Sometimes it takes living somewhere completely different to fully realize all of the things you should be grateful for at home. While most important on that list should be family and friends – in terms of machines of convince – you might be surprised to reflect on some of the most basic things we use everyday at home without ever thinking about them.

1. Washing machine

washing machine

How much do you fully enjoy that you can clean and dry your clothes within 3 hours with no more work than pressing some buttons? Seriously amazing. When it comes to living in Uganda – all clothes are washed by hand. This means going to the well to collect the water – bringing it back and setting up a system to hand scrub each article of clothing with a bar of soap, with a double round of rinsing and then laying out on the grass to dry. It takes some practice to get your clothes fully clean as well as a couple hours of time. If you are washing for multiple people – it’s a full time activity.

2. Water from the wall

water from the wall

When you are thirsty for a glass of water – you might just go to the tap and pour yourself a tall glass of fresh water. Not everyone in the world has that privilege. Here in the villages of Uganda – to get one glass of water you must first walk to the nearest well (which might be many miles) and then fill up these 20 liter yellow plastic jugs. On the way home gather firewood and balance it on top of your head. Once returning home, start a fire and boil the water pot by pot. Once the water has boiled for at least 10-15 minutes – you leave to cool. In a couple hours the water will have cooled to room temperature and you may finally take your glass of water. Think of how much water you use everyday – for showers, for washing dishes, for washing clothes, for drinking and for cooking – all you might do is turn a knob…


3. Refrigerator


Need to keep your food from spoiling?
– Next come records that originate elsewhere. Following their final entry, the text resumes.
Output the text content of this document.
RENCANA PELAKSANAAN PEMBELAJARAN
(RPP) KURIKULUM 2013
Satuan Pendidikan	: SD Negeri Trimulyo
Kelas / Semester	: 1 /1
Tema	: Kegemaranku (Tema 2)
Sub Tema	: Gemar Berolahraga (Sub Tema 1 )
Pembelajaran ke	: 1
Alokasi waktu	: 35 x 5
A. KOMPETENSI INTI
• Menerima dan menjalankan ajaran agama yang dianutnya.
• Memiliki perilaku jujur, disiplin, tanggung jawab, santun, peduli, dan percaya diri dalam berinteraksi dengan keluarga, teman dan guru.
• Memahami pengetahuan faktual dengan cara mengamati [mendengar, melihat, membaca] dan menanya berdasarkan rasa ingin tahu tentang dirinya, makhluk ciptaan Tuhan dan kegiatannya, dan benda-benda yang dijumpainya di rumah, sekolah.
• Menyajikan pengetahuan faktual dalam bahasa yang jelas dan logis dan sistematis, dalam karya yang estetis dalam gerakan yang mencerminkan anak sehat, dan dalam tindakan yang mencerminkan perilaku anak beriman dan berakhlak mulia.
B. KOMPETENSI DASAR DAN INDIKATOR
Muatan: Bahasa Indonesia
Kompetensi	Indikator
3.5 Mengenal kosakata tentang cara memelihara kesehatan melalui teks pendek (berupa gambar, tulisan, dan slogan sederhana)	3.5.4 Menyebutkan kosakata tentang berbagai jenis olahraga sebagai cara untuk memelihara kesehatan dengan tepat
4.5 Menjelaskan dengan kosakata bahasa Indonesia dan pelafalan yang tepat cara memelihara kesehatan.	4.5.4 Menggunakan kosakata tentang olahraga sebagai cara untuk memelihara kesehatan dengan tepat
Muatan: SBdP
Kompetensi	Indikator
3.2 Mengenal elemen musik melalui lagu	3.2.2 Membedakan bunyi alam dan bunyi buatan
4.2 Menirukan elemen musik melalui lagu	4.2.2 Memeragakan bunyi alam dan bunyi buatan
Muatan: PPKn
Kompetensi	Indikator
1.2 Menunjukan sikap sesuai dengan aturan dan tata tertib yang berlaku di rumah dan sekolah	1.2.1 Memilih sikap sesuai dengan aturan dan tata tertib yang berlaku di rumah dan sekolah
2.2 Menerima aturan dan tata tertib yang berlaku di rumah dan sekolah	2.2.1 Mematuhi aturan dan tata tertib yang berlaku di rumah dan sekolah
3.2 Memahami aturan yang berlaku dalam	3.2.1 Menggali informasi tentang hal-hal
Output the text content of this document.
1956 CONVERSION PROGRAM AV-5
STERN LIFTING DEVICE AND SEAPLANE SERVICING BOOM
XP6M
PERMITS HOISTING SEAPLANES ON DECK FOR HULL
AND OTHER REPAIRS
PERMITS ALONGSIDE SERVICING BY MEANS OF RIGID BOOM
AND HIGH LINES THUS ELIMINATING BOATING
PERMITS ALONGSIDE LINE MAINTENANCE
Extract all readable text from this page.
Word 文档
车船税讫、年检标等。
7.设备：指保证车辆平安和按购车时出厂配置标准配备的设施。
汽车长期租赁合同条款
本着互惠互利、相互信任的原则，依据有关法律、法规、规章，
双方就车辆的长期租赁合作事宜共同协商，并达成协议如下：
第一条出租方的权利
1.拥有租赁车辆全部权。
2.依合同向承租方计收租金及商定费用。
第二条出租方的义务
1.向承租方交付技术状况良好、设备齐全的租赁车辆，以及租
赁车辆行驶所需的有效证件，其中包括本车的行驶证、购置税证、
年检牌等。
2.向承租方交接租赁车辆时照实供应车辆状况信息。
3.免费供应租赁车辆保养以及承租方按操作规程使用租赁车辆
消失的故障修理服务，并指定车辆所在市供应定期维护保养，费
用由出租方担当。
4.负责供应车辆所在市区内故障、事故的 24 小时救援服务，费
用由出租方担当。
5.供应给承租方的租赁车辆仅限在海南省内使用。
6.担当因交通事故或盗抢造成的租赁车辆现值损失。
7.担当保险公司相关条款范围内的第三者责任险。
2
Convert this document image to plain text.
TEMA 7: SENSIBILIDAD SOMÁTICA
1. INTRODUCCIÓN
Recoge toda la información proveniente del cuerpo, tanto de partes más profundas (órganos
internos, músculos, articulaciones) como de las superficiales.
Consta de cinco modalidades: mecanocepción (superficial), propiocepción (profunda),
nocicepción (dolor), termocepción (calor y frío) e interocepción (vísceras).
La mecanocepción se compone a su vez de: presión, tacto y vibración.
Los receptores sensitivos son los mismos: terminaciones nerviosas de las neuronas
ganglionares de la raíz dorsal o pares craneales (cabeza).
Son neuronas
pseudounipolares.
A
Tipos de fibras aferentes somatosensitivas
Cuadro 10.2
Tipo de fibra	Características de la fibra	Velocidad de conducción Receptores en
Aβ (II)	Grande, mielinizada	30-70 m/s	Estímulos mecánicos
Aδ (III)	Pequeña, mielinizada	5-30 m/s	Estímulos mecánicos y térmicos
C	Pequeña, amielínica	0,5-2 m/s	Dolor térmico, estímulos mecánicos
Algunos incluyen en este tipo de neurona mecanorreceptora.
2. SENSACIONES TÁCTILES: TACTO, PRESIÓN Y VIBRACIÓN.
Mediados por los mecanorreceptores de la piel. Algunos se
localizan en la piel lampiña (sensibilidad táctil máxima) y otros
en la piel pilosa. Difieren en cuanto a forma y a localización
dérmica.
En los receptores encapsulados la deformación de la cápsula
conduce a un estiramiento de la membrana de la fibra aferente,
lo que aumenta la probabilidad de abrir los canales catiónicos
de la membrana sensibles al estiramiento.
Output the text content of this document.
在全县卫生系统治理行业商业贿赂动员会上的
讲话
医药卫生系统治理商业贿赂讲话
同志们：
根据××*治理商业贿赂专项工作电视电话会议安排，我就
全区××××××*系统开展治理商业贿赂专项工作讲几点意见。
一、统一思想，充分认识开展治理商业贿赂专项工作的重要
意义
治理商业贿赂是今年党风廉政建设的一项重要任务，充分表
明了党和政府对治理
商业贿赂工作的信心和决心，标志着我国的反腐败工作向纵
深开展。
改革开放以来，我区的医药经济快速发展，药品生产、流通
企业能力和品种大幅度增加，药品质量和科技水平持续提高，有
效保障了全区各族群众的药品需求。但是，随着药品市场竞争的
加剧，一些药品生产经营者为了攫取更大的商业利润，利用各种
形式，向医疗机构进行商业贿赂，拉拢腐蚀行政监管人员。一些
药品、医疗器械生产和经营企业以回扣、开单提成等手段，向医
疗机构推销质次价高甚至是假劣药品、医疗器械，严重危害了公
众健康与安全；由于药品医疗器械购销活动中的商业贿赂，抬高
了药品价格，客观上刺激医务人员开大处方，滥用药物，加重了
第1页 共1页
Maybe you have left overs from last nights dinner? Maybe you don’t feel like going to the store everyday so you buy enough food for the entire week in one trip? Again, that is a privilege that some might now think about every time they open the fridge door. Refrigerators not only help store food for longer periods, but help to keep food safe from diseases and contamination. It is very rare to find refrigerators in Uganda and almost non – existent outside the cities.


4. Light bulbs


This one seems obvious. But you might not fully appreciate how the rhythms of life are so greatly affected by the absence of light at night. While some places you might find people use candles to help give them light at night – many homes do not have that privilege. If there is work that you need light to complete that isn’t near the fire – you better get it done by the time the sun drops below the horizon. Very different from just walking into any room and switching on the light.


5. Stoves


Just want a quick hot meal – no problem, run over to the stove and pour your food into the pan, turn the knob and… Wait. Not everywhere can that happen. Almost everywhere in Uganda food is prepared over a fire. Even in the cities, women bend over hot, one pot charcoal stoves and produce some delicious multiple dish meals. There are no ovens. If you want to make a meal – you must first start the fire and wait for the coals to be ready. Then you adjust the temperature by adding more or less charcoal to the stove.